Me:                          Hello, Billy, how are you doing today?
Billy:                         (Ignores me - possibly because he is shy or doesn't want to talk.)
Billy's Mom:               Billy, say hello to Mrs. Schwartz and tell her how you are.
Billy:                         Okay.
Billy's Mom:               Look at Mrs. Schwartz when you tell her how you are.
Billy:                         I'm fine.
Me:                          I really like the color of your shirt; it looks really good on you.
Billy:                         (Smiles)
Billy's Mom:               What do you say, Billy?
Billy:                         I like the color, too!
Billy's Mom:               What do you say to Mrs. Schwartz, Billy? 
Billy:                         Thank you.
Billy's Mom:               Thank you, Mrs. Schwartz.
Billy:                         Thank you, Mrs. Schwartz.

This is awkward for everybody.  I end up feeling like a heel because Billy gets corrected in front of me.  It wasn't my intent to make him feel self-conscious or to make his mom feel inadequate and feel that she has to prove to me that she really does train her children.  Next time, I might refrain from saying anything so that Billy and his mom don't have this struggle publically.

I have raised children and am well aware that in spite of the hours of training you put in, children don't always reflect that training.  Rather than go through the What do you say? routine, it would be better to make a mental note that more work needs to be done in this area and handle it privately. Pointing out to Billy upon arriving home that his behavior lacked grace and respect is far better than to take what was a friendly gesture and turn it into a character lesson. 

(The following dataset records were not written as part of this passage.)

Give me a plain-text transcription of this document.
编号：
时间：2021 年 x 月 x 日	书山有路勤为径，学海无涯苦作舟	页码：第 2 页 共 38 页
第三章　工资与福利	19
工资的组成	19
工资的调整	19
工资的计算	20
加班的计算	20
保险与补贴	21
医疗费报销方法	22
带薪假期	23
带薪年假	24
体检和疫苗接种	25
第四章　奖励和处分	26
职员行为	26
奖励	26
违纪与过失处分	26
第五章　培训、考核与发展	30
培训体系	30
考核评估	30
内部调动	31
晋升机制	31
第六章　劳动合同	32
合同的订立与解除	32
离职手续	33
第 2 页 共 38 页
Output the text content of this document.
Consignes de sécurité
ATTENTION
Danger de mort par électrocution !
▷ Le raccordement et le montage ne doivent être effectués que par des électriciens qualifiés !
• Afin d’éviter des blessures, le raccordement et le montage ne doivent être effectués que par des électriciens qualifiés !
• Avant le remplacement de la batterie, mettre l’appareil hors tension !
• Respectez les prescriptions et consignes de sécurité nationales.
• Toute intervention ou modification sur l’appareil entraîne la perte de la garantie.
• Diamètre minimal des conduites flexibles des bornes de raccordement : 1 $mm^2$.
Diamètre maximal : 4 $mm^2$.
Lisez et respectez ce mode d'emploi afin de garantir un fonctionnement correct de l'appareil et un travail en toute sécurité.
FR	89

You should explain to your children that a corollary to God's commandment to honor your parents is honoring other adults. If there are going to be consequences for failure to obey this, take care of it privately rather than publically.  Manners are an important part of life, but encouraging lip-service in a reluctant child in order for the mother to save face is not worth the effort.  Do we really want to have our children practice superficial communication?  

I love speaking with children and am willing for them to warm-up to me and establish a relationship.  It doesn't have to happen immediately.  In a world where children are taught not to talk to strangers, it is important for parents to realize that many adults are, in fact, strangers to kids even if they attend your church.  You might even want to make a point to introduce your children to people, having practiced with them at home. One of my greatest joys is to see the boys and girls I met when they were little grow into responsible, Christian adults. When these relationships are allowed to develop in a natural way, solid fellowship can result.